In Pankow steht man dem Zuwachs mit gemischten Gefühlen gegenüber. Bürgermeister Jörg Richter (SPD) hat bereits einen Forderungskatalog an den Senat formuliert, in dem er auf Sanitäranlagen, Duschen und einen Versammlungsraum drängt. Im Winter müsse für Brennholz gesorgt werden, damit niemand in die Lauben einsteige. „Wir haben ja keine Erfahrung mit diesen Problemen.“ Richter hat im Vorfeld Vertreter von Polizei, Treberhilfe, Kirchengemeinden und Feuerwehr sowie den Amtsarzt eingeladen, um bei ihnen um Verständnis für die neuen MitbürgerInnen zu werben. „Wenn nicht Hunderte herkommen, können wir das Problem vernünftig lösen.“

Das ehemalige Stadtgut Schönerlinde liegt tief im Berliner Nordosten, direkt gegenüber dem Forstamt Schönerlinde und einem Naturschutzgebiet mit Wald und See. In der Nähe liegen Laubenkolonien, der S-Bahnhof Karow und die nächste Telefonzelle sind anderthalb Kilometer entfernt. Einer der wenigen Nachbarn ist skeptisch. Er habe nichts gegen die Leute. „Aber in dieser Gegend, wo jeder seinen Hund hinter dem Gartenzaun und seinen Kaktus vor dem Haus hat, wird man es den Leuten nicht einfach machen.“ Ein anderer, Waldarbeiter von Beruf, bleibt gelassen: „Die sollen kommen, wenn sie friedlich bleiben.“

Währenddessen rollten vor einer Woche schon die ersten Wohnwagen der Wagenburg am Potsdamer Platz gen Pankow und nahmen dort Quartier. „Rollheimerdorf“ steht in blauen Lettern auf einem großen Schild, das an einem der verfallenen Schweineställe aufgehängt ist. „Wir haben gehört, daß das Gelände für die Wagenburg vorgesehen ist, und da sind wir gleich hergefahren“, sagt Christoph, ein junger Mann mit blonden Rasta-Locken. Gerade die Verbindung von Stadt und Land habe sie gereizt. Wenn man hier die Wagentür öffne, schaue man gleich ins Grüne, andererseits seien sie in 18 Minuten mit dem Auto am Potsdamer Platz.

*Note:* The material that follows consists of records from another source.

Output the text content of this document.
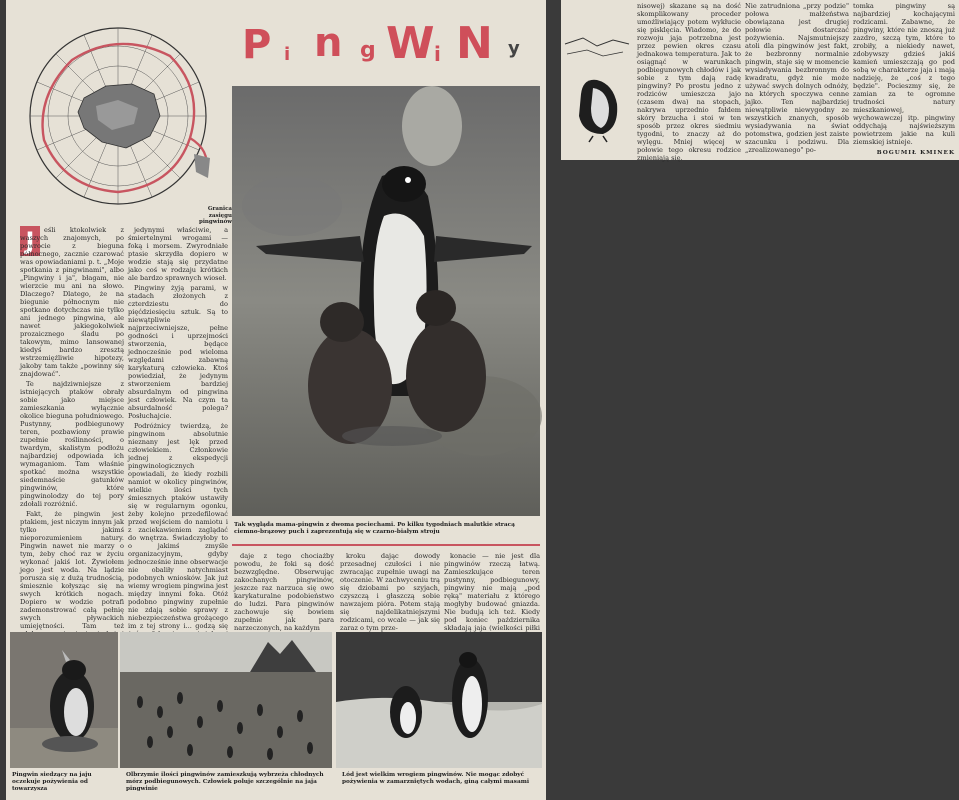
Granica zasięgu pingwinów
P i n g W i N y
Tak wygląda mama-pingwin z dwoma pociechami. Po kilku tygodniach malutkie stracą ciemno-brązowy puch i zaprezentują się w czarno-białym stroju
J	eśli ktokolwiek z waszych znajomych, po powrocie z bieguna północnego, zacznie czarować was opowiadaniami p. t. „Moje spotkania z pingwinami", albo „Pingwiny i ja", błagam, nie wierzcie mu ani na słowo. Dlaczego? Dlatego, że na biegunie północnym nie spotkano dotychczas nie tylko ani jednego pingwina, ale nawet jakiegokolwiek prozaicznego śladu po takowym, mimo lansowanej kiedyś bardzo zresztą wstrzemięźliwie hipotezy, jakoby tam także „powinny się znajdować".

Te najdziwniejsze z istniejących ptaków obrały sobie jako miejsce zamieszkania wyłącznie okolice bieguna południowego. Pustynny, podbiegunowy teren, pozbawiony prawie zupełnie roślinności, o twardym, skalistym podłożu najbardziej odpowiada ich wymaganiom. Tam właśnie spotkać można wszystkie siedemnaście gatunków pingwinów, które pingwinolodzy do tej pory zdołali rozróżnić.

Fakt, że pingwin jest ptakiem, jest niczym innym jak tylko jakimś nieporozumieniem natury. Pingwin nawet nie marzy o tym, żeby choć raz w życiu wykonać jakiś lot. Żywiołem jego jest woda. Na lądzie porusza się z dużą trudnością, śmiesznie kołysząc się na swych krótkich nogach. Dopiero w wodzie potrafi zademonstrować całą pełnię swych pływackich umiejętności. Tam też

jedynymi właściwie, a śmiertelnymi wrogami — foką i morsem. Zwyrodniałe ptasie skrzydła dopiero w wodzie stają się przydatne jako coś w rodzaju krótkich ale bardzo sprawnych wioseł.

Pingwiny żyją parami, w stadach złożonych z czterdziestu do pięćdziesięciu sztuk. Są to niewątpliwie najprzeciwniejsze, pełne godności i uprzejmości stworzenia, będące jednocześnie pod wieloma względami zabawną karykaturą człowieka. Ktoś powiedział, że jedynym stworzeniem bardziej absurdalnym od pingwina jest człowiek. Na czym ta absurdalność polega? Posłuchajcie.

Podróżnicy twierdzą, że pingwinom absolutnie nieznany jest lęk przed człowiekiem. Członkowie jednej z ekspedycji pingwinologicznych opowiadali, że kiedy rozbili namiot w okolicy pingwinów, wielkie ilości tych śmiesznych ptaków ustawiły się w regularnym ogonku, żeby kolejno przedefilować przed wejściem do namiotu i z zaciekawieniem zaglądać do wnętrza. Świadczyłoby to o jakimś zmyśle organizacyjnym, gdyby jednocześnie inne obserwacje nie obaliły natychmiast podobnych wniosków. Jak już wiemy wrogiem pingwina jest między innymi foka. Otóż podobno pingwiny zupełnie nie zdają sobie sprawy z niebezpieczeństwa grożącego im z tej strony i... godzą się

daje z tego chociażby powodu, że foki są dość bezwzględne. Obserwując zakochanych pingwinów, jeszcze raz narzuca się owo karykaturalne podobieństwo do ludzi. Para pingwinów zachowuje się bowiem zupełnie jak para narzeczonych, na każdym

kroku dając dowody przesadnej czułości i nie zwracając zupełnie uwagi na otoczenie. W zachwyceniu trą się dziobami po szyjach, czyszczą i głaszczą sobie nawzajem pióra. Potem stają się najdelikatniejszymi rodzicami, co wcale — jak się zaraz o tym prze-

konacie — nie jest dla pingwinów rzeczą łatwą. Zamieszkujące teren pustynny, podbiegunowy, pingwiny nie mają „pod ręką" materiału z którego mogłyby budować gniazda. Nie budują ich też. Kiedy pod koniec października składają jaja (wielkości piłki

Pingwin siedzący na jaju oczekuje pożywienia od towarzysza
Olbrzymie ilości pingwinów zamieszkują wybrzeża chłodnych mórz podbiegunowych. Człowiek poluje szczególnie na jaja pingwinie
Lód jest wielkim wrogiem pingwinów. Nie mogąc zdobyć pożywienia w zamarzniętych wodach, giną całymi masami

nisowej) skazane są na dość skomplikowany proceder umożliwiający potem wykłucie się pisklęcia. Wiadomo, że do rozwoju jaja potrzebna jest przez pewien okres czasu jednakowa temperatura. Jak to osiągnąć w warunkach podbiegunowych chłodów i jak sobie z tym dają radę pingwiny? Po prostu jedno z rodziców umieszcza jajo (czasem dwa) na stopach, nakrywa uprzednio fałdem skóry brzucha i stoi w ten sposób przez okres siedmiu tygodni, to znaczy aż do wylęgu. Mniej więcej w połowie tego okresu rodzice zmieniają się.

Nie zatrudniona „przy podzie" połowa małżeństwa obowiązana jest drugiej połowie dostarczać pożywienia. Najsmutniejszy atoli dla pingwinów jest fakt, że bezbronny normalnie pingwin, staje się w momencie wysiadywania bezbronnym do kwadratu, gdyż nie może używać swych dolnych odnóży, na których spoczywa cenne jajko. Ten najbardziej niewątpliwie niewygodny ze wszystkich znanych, sposób wysiadywania na świat potomstwa, godzien jest zaiste szacunku i podziwu. Dla „zrealizowanego" po-

tomka pingwiny są najbardziej kochającymi rodzicami. Zabawne, że pingwiny, które nie znoszą już zazdro, szczą tym, które to zrobiły, a niekiedy nawet, zdobywszy gdzieś jakiś kamień umieszczają go pod sobą w charakterze jaja i mają nadzieję, że „coś z tego będzie". Pocieszmy się, że zamian za te ogromne trudności natury mieszkaniowej, wychowawczej itp. pingwiny oddychają najświeższym powietrzem jakie na kuli ziemskiej istnieje.

BOGUMIŁ KMINEK
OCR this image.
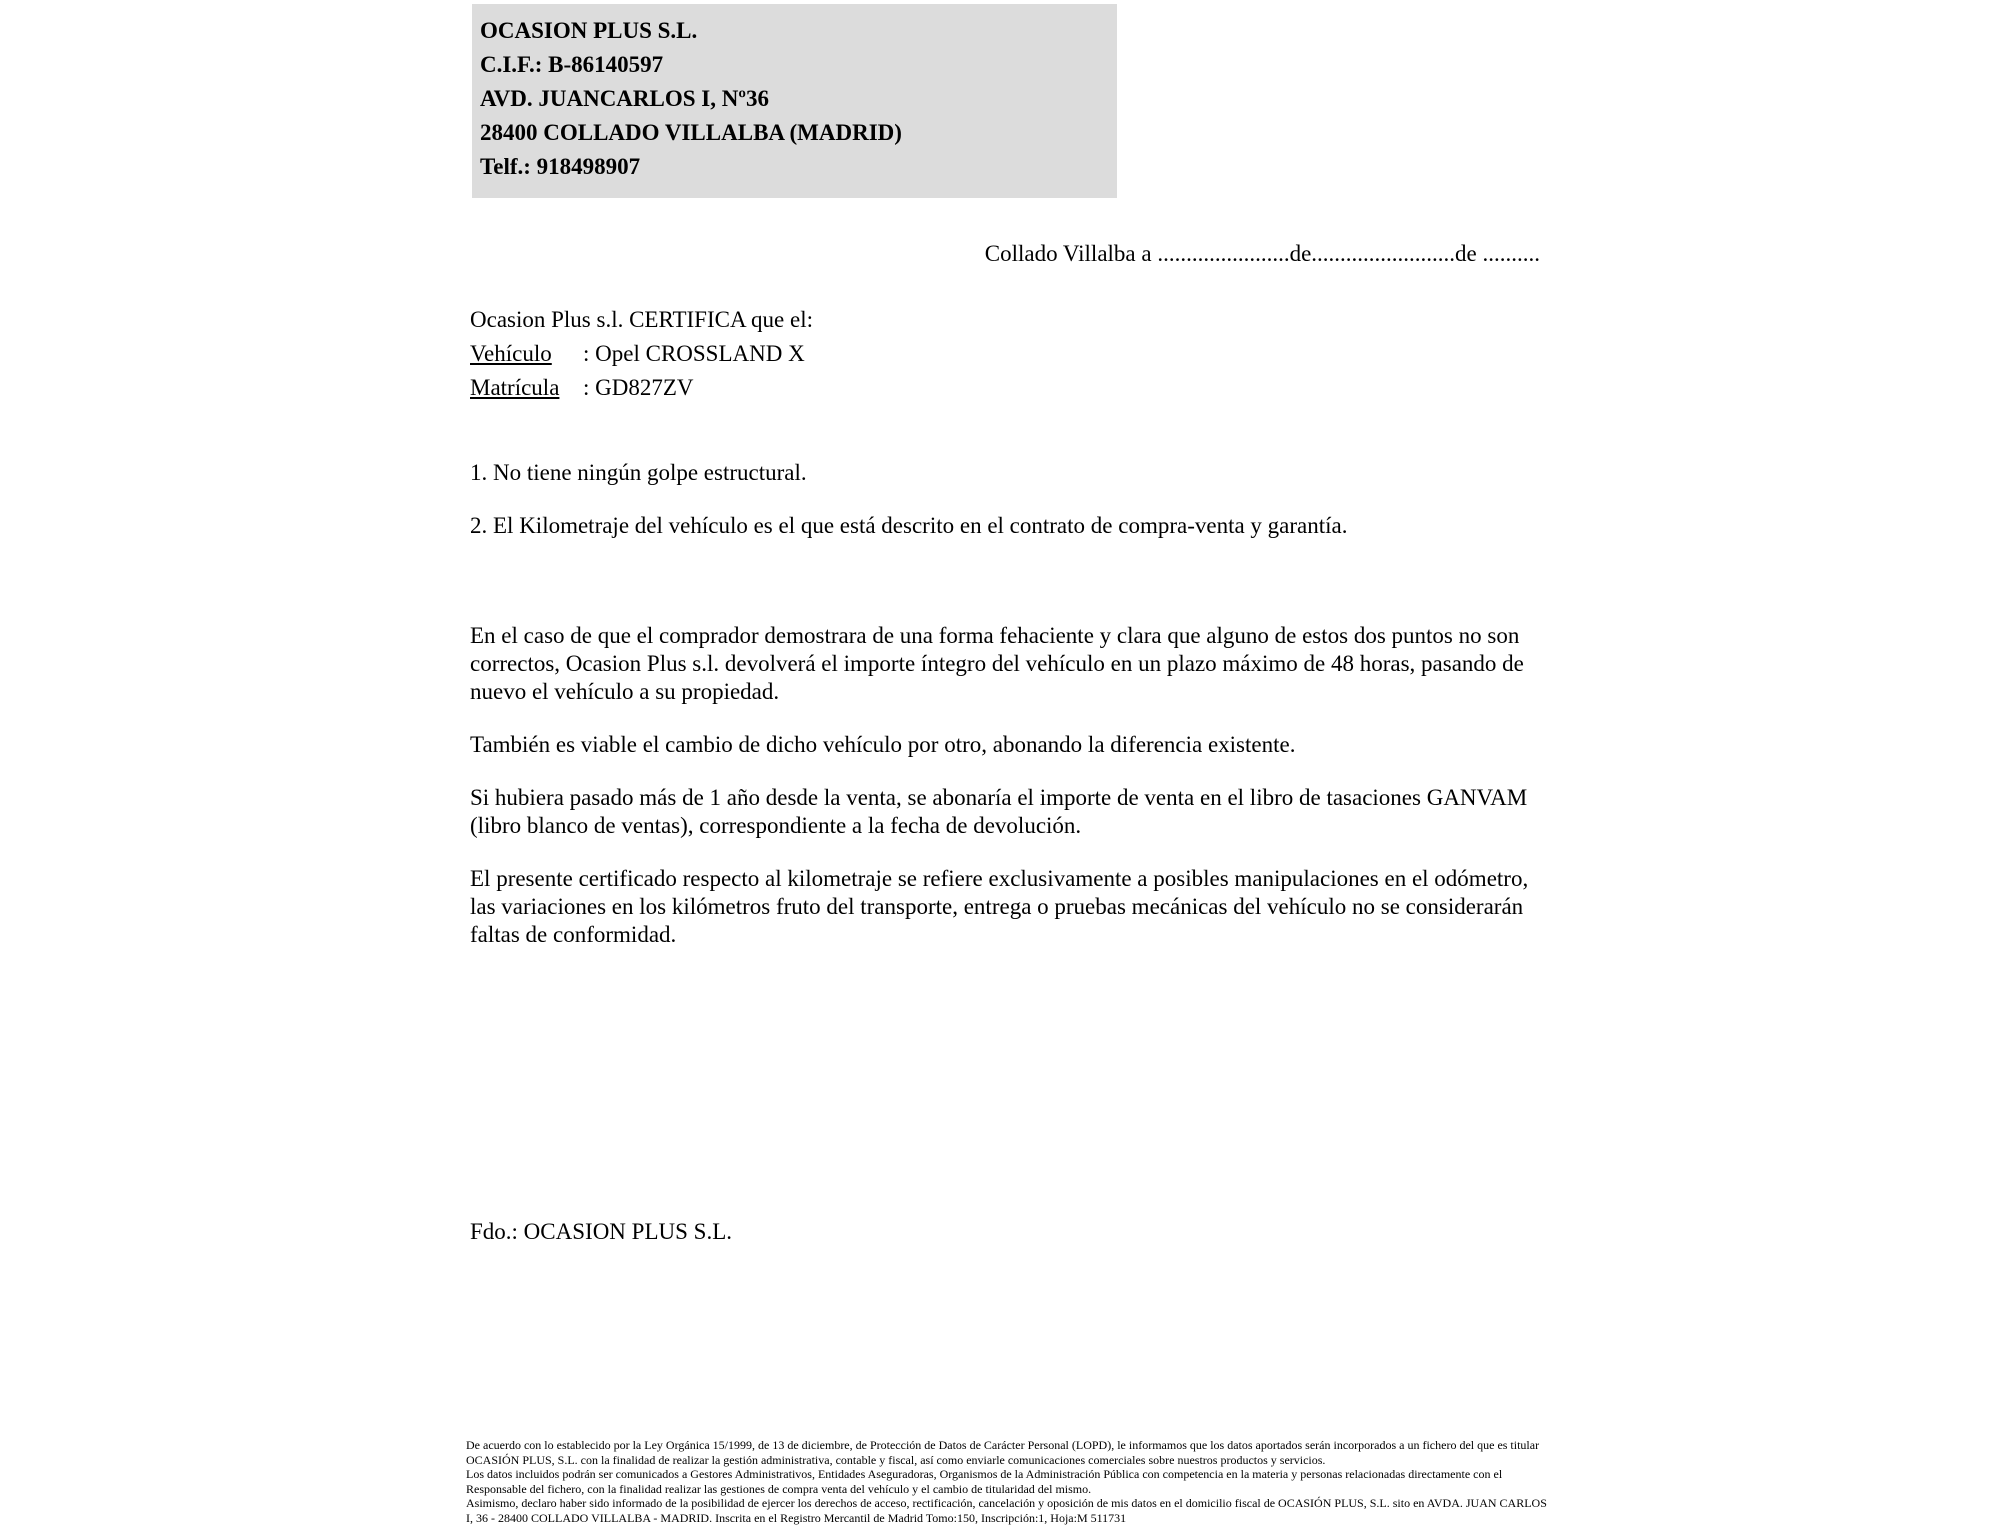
OCASION PLUS S.L.
C.I.F.: B-86140597
AVD. JUANCARLOS I, Nº36
28400 COLLADO VILLALBA (MADRID)
Telf.: 918498907
Collado Villalba a .......................de.........................de ..........
Ocasion Plus s.l. CERTIFICA que el:
Vehículo : Opel CROSSLAND X
Matrícula : GD827ZV
1. No tiene ningún golpe estructural.
2. El Kilometraje del vehículo es el que está descrito en el contrato de compra-venta y garantía.

En el caso de que el comprador demostrara de una forma fehaciente y clara que alguno de estos dos puntos no son correctos, Ocasion Plus s.l. devolverá el importe íntegro del vehículo en un plazo máximo de 48 horas, pasando de nuevo el vehículo a su propiedad.

También es viable el cambio de dicho vehículo por otro, abonando la diferencia existente.

Si hubiera pasado más de 1 año desde la venta, se abonaría el importe de venta en el libro de tasaciones GANVAM (libro blanco de ventas), correspondiente a la fecha de devolución.

El presente certificado respecto al kilometraje se refiere exclusivamente a posibles manipulaciones en el odómetro, las variaciones en los kilómetros fruto del transporte, entrega o pruebas mecánicas del vehículo no se considerarán faltas de conformidad.

Fdo.: OCASION PLUS S.L.

De acuerdo con lo establecido por la Ley Orgánica 15/1999, de 13 de diciembre, de Protección de Datos de Carácter Personal (LOPD), le informamos que los datos aportados serán incorporados a un fichero del que es titular OCASIÓN PLUS, S.L. con la finalidad de realizar la gestión administrativa, contable y fiscal, así como enviarle comunicaciones comerciales sobre nuestros productos y servicios.

Los datos incluidos podrán ser comunicados a Gestores Administrativos, Entidades Aseguradoras, Organismos de la Administración Pública con competencia en la materia y personas relacionadas directamente con el Responsable del fichero, con la finalidad realizar las gestiones de compra venta del vehículo y el cambio de titularidad del mismo.

Asimismo, declaro haber sido informado de la posibilidad de ejercer los derechos de acceso, rectificación, cancelación y oposición de mis datos en el domicilio fiscal de OCASIÓN PLUS, S.L. sito en AVDA. JUAN CARLOS I, 36 - 28400 COLLADO VILLALBA - MADRID. Inscrita en el Registro Mercantil de Madrid Tomo:150, Inscripción:1, Hoja:M 511731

Im Windschatten der Schweineställe sitzen sie an einer Feuerstelle, schnippeln Gemüse in einen Kessel und schmieden Pläne. „Wenn wir hier sind, können die außerdem nicht mehr an uns vorbei planen“, hofft ein anderer. So solle etwa die meterhohe Vegetation, die seit 13 Jahren wuchert, erhalten bleiben, ebenso einige der Gebäude. „Wir wollen hier eine Holz- und eine Metallwerkstatt einrichten“, sagt Handwerker Axel. Außerdem soll ein kleiner Laden eröffnet werden, für die nötigste Versorgung.

„Wir wollen nicht die Fehler von anderen Wagenburgen wiederholen, sondern gleich ein gutes Konzept haben“, sagt Axel. Eine vorbildliche Mülltrennung und -entsorgung schwebt ihnen vor und ein Komposthaufen mit Regenwurmzucht. Auch die Wagenburgler aus dem Engelbecken lebten lieber nicht zwischen Müllbergen, vermuten sie. Der Gymnasiast Stefan will im nächsten Jahr schon Bienenvölker halten. Studiert er erst Landwirtschaft, so plant er Projekte mit den Bauern im Umland. Christophs Wagenbeete stehen noch am Potsdamer Platz. In Kisten auf Rädern hat er Brokkoli und Salat gepflanzt.

Gleich am ersten Tag stellte sich die Gruppe den Nachbarn vor, auch mit dem Kontaktbereichsbeamten und dem Bürgermeister machten sie sich bekannt. „Wir haben nur gute Erfahrungen gemacht“, sagt Christoph. Sogar mit der Pächterin des Karower Kulturhauses „Ottomar Geschke“, in dem sich die rechte Szene der Umgebung trifft, haben sie gesprochen, denn in den Schweineställen weiter hinten entdeckten sie Hakenkreuze und andere Schmierereien. „Wenn man mit einem geredet hat, schmeißt der keinen Molotowcocktail in die Bude“, hofft einer. Für den Notfall verfügen sie auch über ein Funktelefon.

Ob die müllsortierten und projektorientierten Vorstellungen bei den WagenburglerInnen aus dem Engelbecken auf Gegenliebe stoßen, muß sich jedoch erst zeigen. Auch ob die Herzen der Pankower BürgerInnen weiterhin gewogen bleiben, wenn nun auch an der S-Bahn-Station gebettelt wird, steht noch aus.